Our study is limited by its homogenous sample, and it would be worthwhile to examine self-objectification as it applies to attitudes toward and concerns about breastfeeding among women in lower income groups as well as among women of various ethnic and cultural groups. Continued research on self-objectification as it may contribute to pregnant women’s breastfeeding attitudes and new mothers’ breastfeeding behavior is also warranted. Findings from our study of non-pregnant college students do not accurately predict or represent pregnant or postpartum women’s breastfeeding attitudes. Future researchers could determine if self-objectification constructs would be more relevant to the breastfeeding concerns and attitudes of pregnant and postpartum women or to those of young women who have never been pregnant. These constructs may be especially applicable to the breastfeeding concerns, attitudes, plans, and experiences of adolescent mothers, for whom appearance concerns may be especially salient. Our correlation values, although statistically significant, were fairly small, which minimizes their practical significance. Therefore future researchers should attempt to replicate these findings before definitive statements about the practical implications of this work can be made. The design of the present study is also limited in that it does not allow for conclusive statements about the relationships among study variables that extend beyond bivariate correlations. Larger samples would allow for the testing of self-objectification as a construct within a broader model of women’s breastfeeding concerns and intentions.
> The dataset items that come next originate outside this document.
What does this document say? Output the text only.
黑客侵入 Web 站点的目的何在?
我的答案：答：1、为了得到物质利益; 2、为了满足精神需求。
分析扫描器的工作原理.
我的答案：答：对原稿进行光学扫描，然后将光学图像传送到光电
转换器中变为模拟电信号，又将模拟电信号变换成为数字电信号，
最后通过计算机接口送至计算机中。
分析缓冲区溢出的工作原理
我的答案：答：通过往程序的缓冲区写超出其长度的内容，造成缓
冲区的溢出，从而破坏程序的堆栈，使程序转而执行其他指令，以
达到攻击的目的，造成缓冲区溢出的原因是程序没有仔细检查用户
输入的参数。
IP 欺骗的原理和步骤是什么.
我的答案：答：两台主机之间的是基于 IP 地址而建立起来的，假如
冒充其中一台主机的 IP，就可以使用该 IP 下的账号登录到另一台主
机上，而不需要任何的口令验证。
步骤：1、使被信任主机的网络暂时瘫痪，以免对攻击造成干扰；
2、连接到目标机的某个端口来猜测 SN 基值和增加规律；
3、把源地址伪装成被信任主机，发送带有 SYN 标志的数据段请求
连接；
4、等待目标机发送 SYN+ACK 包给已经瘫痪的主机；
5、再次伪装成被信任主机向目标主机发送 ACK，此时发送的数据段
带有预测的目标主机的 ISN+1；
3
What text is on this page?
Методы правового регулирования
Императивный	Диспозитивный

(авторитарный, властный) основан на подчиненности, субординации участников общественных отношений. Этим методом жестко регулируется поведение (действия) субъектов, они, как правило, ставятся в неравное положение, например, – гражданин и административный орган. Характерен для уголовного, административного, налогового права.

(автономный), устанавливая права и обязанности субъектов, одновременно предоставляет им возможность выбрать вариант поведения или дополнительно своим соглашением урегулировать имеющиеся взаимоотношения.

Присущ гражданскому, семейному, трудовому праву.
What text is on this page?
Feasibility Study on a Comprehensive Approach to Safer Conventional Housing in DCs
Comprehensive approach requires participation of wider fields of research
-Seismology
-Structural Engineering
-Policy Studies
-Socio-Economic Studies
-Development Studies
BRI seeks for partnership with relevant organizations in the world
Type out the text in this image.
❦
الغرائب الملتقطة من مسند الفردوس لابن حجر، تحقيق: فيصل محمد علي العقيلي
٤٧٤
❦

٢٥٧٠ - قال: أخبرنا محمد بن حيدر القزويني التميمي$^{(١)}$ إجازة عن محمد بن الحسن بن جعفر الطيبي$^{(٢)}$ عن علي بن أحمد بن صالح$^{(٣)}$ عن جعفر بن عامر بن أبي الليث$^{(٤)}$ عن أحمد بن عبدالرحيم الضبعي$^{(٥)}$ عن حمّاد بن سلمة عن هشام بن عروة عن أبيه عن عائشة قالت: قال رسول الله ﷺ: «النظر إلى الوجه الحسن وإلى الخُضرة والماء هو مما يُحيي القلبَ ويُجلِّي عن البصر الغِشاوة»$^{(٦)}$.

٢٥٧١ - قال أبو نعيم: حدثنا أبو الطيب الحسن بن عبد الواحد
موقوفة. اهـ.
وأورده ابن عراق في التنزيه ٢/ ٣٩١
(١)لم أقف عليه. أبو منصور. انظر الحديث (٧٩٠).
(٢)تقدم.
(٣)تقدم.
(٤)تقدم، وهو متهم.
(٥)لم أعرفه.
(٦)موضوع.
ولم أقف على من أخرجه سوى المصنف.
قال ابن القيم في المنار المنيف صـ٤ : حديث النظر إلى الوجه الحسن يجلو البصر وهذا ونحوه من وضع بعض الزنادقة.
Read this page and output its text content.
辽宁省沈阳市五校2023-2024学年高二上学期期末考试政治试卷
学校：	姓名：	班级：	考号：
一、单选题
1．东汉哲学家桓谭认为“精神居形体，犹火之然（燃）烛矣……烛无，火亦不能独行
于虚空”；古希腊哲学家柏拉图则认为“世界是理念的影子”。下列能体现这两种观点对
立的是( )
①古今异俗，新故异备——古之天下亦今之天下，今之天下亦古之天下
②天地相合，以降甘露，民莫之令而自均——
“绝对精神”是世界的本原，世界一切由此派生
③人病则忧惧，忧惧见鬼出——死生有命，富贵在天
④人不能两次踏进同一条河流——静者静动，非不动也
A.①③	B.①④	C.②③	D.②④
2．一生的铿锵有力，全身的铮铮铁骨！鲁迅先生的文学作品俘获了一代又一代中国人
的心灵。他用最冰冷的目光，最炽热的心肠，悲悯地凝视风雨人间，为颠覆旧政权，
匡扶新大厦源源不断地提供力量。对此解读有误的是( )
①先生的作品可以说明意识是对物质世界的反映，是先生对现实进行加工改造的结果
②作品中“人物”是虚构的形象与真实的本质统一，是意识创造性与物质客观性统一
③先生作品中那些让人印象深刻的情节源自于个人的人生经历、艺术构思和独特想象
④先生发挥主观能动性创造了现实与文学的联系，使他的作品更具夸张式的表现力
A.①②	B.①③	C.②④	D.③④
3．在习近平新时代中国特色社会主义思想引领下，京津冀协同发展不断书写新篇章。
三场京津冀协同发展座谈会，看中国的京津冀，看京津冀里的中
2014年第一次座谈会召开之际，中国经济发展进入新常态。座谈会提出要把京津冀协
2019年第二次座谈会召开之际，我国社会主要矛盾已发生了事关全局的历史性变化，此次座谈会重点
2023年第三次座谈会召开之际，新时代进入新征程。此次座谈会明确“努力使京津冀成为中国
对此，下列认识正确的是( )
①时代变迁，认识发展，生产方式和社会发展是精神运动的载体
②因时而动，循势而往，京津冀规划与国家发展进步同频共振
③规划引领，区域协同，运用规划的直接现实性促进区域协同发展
The U.S. Department of Health and Human Services has identified increased breastfeeding rates and duration as a goal for the year 2010 (U.S. Department of Health and Human Services, 2001). The question as to how to increase breastfeeding rates remains. One approach currently taken by the United States government is a risk-based media campaign that likens choosing not to breastfeed to various dangerous activities during pregnancy such as riding a mechanical bull or roller-skating. This campaign has been criticized for pressuring women and for providing unsubstantiated claims about the dangers of formula feeding (Petersen, 2004). We do not believe that women should be made to feel guilty for not breastfeeding. However, women’s initial infant feeding decisions and freedom to have positive fulfilling breastfeeding experiences may both be hindered by shame or self-consciousness that arises from or is reinforced by restrictive and sexist cultural norms. Feminist analyses of both conflicting cultural beliefs about breasts as well as women’s experiences of breastfeeding may help to change cultural norms about breastfeeding and to inform efforts to provide the professional, social, and structural support necessary for women to initiate and maintain successful breastfeeding relationships with their infants.